Premature campaigning is now gone from our statute books. This is the effect of the Supreme Court resolution in Rosalinda Penera vs. Commission on Elections, G.R. No. 181613, 25 November 2009 (Justice Carpio, pontente).
Background of the applicable laws
Section 80 of the Omnibus Election Code (“Election Code”) prohibits any person, whether a candidate or not, from engaging in election campaign or partisan political activity except during the campaign period fixed by law. Section 80 of the Election Code reads:
SECTION 80. Election campaign or partisan political activity outside campaign period. — It shall be unlawful for any person, whether or not a voter or candidate, or for any party, or association of persons, to engage in an election campaign or partisan political activity except during the campaign period: x x x
Premature campaigning used to be a criminal offense and a ground for disqualification of guilty candidates. Section 68 of the Election Code reads:
SECTION. 68. Disqualifications. – Any candidate who, in an action or protest in which he is a party is declared by final decision of a competent court guilty of, or found by the Commission of having x x x (e) violated any of Sections 80, 83, 85, 86 and 261, paragraphs d, e, k, v, and cc, subparagraph 6, shall be disqualified from continuing as a candidate, or if he has been elected, from holding the office; x x x
In 1997, Congress passed Republic Act (R.A.) No. 8436 (An Act Authorizing The Commission On Elections To Use An Automated Election System In The May 11, 1998 National Or Local Elections And In Subsequent National And Local Electoral Exercises, Providing Funds Therefor And For Other Purposes). Section 15 of R.A. 8436, as amended by R.A. 9369, provides:
SECTION.15. Official Ballot. – x x x
x x x
For this purpose, the Commission shall set the deadline for the filing of certificate of candidacy/petition of registration/manifestation to participate in the election. Any person who files his certificate of candidacy within this period shall only be considered as a candidate at the start of the campaign period for which he filed his certificate of candidacy: Provided, That, unlawful acts or omissions applicable to a candidate shall take effect only upon the start of the aforesaid campaign period[.]
Background of the case; Previous Ruling
Rosalinda Penera was a candidate for mayor in Sta. Monica, Surigao Del Norte, during the 2007 elections. On 29 March 2007, before proceeding to the COMELEC to file her Certificate of Candidacy (CoC), Penera had a motorcade around the town. The motorcade included two trucks and numerous motorcycles laden with balloons, banners, and posters that showed the names of their candidates and the positions they sought. One of the trucks had a public speaker that announced Penera’s candidacy for mayor. These acts, as the COMELEC ruled in Penera’s disqualification case, constitute election campaign before the start of the campaign period. Penera was disqualified.

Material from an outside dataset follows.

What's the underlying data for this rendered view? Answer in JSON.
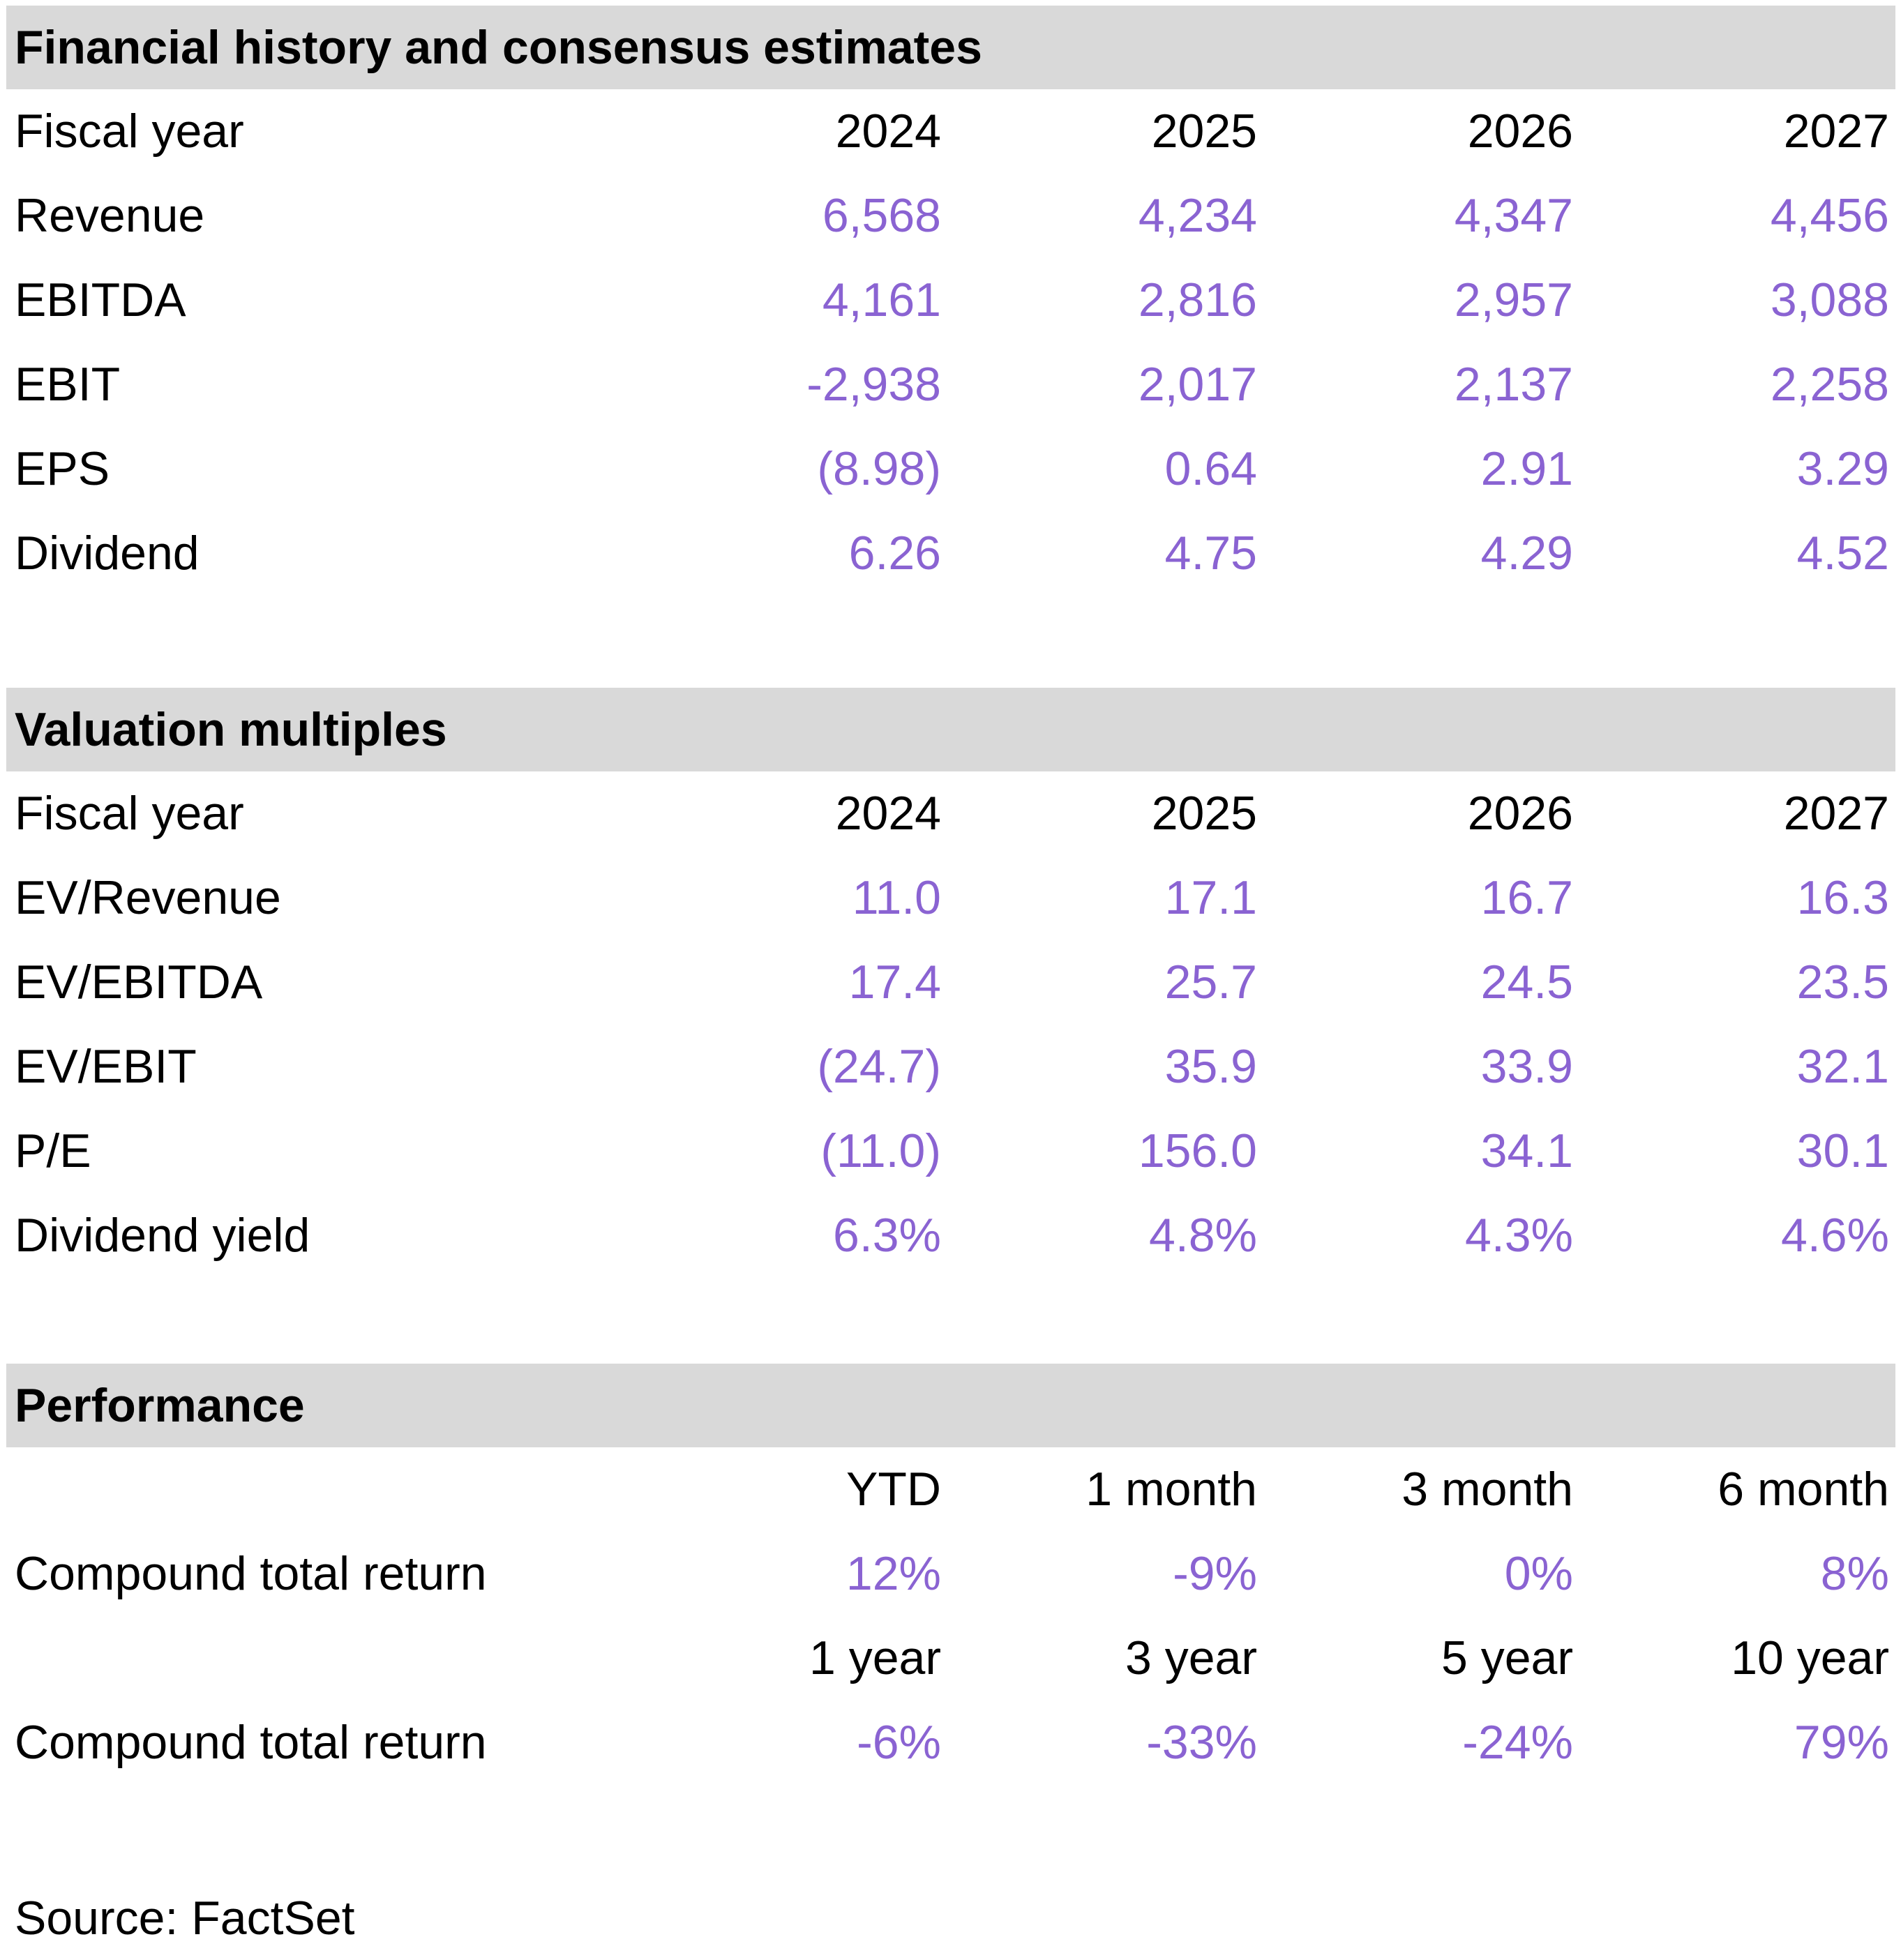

In a Resolution dated 24 July 2007, the Supreme Court upheld the COMELEC. The Supreme Court, at that time, made the ruling that a person, after filing his/her COC but prior to his/her becoming a candidate (thus, prior to the start of the campaign period), can already commit the acts described under Section 79(b) of the Election Code. However, only after said person officially becomes a candidate, at the beginning of the campaign period, can said acts be given effect as premature campaigning under Section 80.
Penera filed a motion for reconsideration, which was recently granted by the Supreme Court. The 2007 Resolution was reversed.
Ruling of the Supreme Court
The essential elements for violation of Section 80 of the Election Code are: (1) a person engages in an election campaign or partisan political activity; (2) the act is designed to promote the election or defeat of a particular candidate or candidates; (3) the act is done outside the campaign period.
The second element requires the existence of a “candidate.”
Under Section 79(a) of the Election Code, a candidate is one who “has filed a certificate of candidacy” to an elective public office. This is qualified by Section 15 of R.A. 8436, which provides that the person who filed a CoC “shall only be considered as a candidate at the start of the campaign period for which he filed his certificate of candidacy.”
In other words, “a candidate is liable for an election offense only for acts done during the campaign period, not before. The law is clear as daylight — any election offense that may be committed by a candidate under any election law cannot be committed before the start of the campaign period.“ This clear language is confirmed by the deliberations in Congress during the enactment of this law.
Congress has the power to craft the law and the Supreme Court has the duty to apply the law that is clear. While the Supreme Court has the power to declare this particular provision as unconstitutional, and, therefore, null and void, there is no question of unconstitutionality in this case. The remedial action would be before Congress, which has the power to amend the law.
The existing rule on premature campaigning
The act of engaging in an election campaign or partisan political activity to “promote the election or defeat of a particular candidate or candidates”, before the start of the campaign period, is what was commonly known as “premature campaigning”. Because premature campaigning requires the existence of a “candidate” and because there is no “candidate” to speak of until the start of the campaign period, there is no more premature campaigning.